Shrike’s AI features run entirely on-device. Inference uses an embedded llama.cpp (via the llama-cpp-2 crate), GPU-accelerated through Metal on Apple Silicon. No prompt and no mail ever leaves your machine — there’s no API key to add and no server to call.

The first AI feature is Thread → to-do (t): the model reads a conversation and proposes a one-line action plus a due date, which pre-fills the to-do editor for one-key confirmation. The AI boundary sits behind a clean AiEngine trait, mirroring the mail provider, so more features can plug into the same on-device engine over time.

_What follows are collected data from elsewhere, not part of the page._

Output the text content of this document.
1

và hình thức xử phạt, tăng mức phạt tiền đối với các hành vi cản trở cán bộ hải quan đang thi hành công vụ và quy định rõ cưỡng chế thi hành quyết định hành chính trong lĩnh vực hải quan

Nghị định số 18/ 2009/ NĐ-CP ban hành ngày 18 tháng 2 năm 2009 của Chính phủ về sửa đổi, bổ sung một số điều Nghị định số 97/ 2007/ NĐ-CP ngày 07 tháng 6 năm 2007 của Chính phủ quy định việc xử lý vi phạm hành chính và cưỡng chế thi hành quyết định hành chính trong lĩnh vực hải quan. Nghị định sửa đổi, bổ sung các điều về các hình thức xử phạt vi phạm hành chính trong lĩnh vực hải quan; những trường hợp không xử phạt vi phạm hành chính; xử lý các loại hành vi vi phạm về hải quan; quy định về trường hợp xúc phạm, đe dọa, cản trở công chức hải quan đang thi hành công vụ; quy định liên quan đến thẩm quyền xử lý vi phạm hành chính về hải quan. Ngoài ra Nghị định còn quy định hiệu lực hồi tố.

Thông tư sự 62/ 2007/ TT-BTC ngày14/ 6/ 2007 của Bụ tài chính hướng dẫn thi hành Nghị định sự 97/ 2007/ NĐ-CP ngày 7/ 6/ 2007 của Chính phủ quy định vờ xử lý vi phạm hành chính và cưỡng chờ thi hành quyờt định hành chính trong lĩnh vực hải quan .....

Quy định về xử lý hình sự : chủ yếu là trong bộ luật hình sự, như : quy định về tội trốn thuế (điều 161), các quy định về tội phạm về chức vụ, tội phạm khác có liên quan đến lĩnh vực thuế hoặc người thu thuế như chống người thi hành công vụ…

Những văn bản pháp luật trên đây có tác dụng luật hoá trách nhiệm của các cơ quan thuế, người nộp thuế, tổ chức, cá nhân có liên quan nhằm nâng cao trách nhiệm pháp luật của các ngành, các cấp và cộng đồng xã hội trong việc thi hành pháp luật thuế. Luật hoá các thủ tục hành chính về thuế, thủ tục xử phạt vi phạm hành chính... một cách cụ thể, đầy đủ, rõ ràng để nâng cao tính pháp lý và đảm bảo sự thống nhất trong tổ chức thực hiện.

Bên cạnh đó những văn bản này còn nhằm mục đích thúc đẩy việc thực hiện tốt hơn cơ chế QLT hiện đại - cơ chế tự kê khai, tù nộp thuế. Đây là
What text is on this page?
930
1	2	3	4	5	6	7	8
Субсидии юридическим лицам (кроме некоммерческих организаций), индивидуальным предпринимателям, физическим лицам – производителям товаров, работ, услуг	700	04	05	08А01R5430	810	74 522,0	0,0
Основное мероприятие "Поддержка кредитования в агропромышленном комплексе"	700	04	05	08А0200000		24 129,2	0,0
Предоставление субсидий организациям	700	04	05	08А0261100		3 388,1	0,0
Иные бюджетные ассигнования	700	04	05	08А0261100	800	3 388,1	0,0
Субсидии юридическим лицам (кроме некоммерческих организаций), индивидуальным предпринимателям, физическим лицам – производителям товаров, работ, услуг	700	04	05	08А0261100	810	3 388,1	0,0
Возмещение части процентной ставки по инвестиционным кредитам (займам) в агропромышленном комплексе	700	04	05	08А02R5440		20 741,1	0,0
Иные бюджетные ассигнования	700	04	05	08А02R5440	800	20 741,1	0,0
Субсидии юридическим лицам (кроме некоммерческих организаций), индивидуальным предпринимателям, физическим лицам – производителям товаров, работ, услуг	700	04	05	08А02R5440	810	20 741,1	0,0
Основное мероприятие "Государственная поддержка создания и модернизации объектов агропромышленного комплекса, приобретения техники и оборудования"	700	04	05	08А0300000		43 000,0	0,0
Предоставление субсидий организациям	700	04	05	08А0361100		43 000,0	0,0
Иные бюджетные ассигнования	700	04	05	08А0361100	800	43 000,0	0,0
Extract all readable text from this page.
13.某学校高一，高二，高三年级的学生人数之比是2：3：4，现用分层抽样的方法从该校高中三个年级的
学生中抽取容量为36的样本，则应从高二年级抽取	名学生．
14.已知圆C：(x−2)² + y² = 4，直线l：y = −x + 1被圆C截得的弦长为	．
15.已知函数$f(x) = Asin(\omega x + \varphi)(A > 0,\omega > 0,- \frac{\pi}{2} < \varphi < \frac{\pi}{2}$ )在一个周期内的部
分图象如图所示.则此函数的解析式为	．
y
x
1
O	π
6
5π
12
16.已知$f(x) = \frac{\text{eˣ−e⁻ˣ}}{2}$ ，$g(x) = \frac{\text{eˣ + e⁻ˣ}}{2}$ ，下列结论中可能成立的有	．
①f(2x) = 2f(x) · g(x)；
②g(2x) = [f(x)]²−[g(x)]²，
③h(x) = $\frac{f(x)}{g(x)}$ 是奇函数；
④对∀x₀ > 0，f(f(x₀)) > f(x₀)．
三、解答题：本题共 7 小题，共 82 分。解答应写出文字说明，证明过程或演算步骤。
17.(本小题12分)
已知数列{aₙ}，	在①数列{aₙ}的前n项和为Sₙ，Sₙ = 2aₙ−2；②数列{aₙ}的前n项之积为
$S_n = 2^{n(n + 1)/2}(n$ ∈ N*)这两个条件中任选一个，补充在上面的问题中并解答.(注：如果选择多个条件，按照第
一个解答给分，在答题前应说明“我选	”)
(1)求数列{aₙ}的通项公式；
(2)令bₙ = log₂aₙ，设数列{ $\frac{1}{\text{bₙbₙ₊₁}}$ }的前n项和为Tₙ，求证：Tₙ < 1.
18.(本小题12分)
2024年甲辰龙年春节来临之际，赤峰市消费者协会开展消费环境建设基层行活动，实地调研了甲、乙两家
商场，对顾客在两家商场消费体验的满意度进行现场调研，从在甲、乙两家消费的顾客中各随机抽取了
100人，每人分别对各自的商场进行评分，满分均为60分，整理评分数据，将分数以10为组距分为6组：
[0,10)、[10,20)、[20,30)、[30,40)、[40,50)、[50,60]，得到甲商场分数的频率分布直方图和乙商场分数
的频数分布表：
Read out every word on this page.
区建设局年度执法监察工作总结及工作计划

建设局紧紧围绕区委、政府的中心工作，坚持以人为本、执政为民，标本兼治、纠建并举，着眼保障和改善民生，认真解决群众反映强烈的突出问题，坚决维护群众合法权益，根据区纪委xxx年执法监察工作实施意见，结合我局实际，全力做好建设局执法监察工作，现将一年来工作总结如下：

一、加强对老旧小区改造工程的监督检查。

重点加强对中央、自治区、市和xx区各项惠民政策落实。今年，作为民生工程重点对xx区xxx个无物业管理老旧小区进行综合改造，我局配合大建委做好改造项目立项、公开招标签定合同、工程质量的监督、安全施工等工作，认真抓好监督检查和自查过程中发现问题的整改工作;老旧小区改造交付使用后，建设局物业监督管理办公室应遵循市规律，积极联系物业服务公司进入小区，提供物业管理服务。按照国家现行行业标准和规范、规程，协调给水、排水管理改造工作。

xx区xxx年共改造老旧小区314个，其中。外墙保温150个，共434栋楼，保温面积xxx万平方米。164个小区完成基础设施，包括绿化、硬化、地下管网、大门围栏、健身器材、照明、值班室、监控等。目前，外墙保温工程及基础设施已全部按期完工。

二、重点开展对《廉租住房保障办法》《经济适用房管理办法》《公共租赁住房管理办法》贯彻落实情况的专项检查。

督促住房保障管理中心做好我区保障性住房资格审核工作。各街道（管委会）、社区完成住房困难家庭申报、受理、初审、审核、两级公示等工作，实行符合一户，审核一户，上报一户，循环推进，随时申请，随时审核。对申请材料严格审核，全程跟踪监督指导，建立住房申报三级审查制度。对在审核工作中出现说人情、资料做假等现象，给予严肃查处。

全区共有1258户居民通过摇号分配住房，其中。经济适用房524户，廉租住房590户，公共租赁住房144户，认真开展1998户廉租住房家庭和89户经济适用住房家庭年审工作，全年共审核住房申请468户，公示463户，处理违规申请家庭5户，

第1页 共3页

Shrike ships a built-in model picker rather than one hardcoded model. It offers a small tiered registry of GGUF models and uses a RAM-fit heuristic to recommend one your Mac can run comfortably.

  • The recommended default is a compact instruct model that’s quick on Apple Silicon and fits machines with modest memory.
  • Pick a model and Shrike streams the download with a progress indicator, caches it under the app’s data directory, and reuses it thereafter.
  • Your choice is saved in preferences, and you can switch models later — the engine is hot-swappable by model id.

Manage all of this from the Settings window (⌘,) under AI Models.

The model loads only when an AI feature is first invoked, on a background thread. Launch stays instant, and if you never use an AI feature you never pay the cost — no model is downloaded until you ask for one.

Because everything runs locally, on-device AI is a privacy feature, not a privacy cost. The contents of your inbox are never sent to a model provider, including Shrike’s authors. See Privacy & security.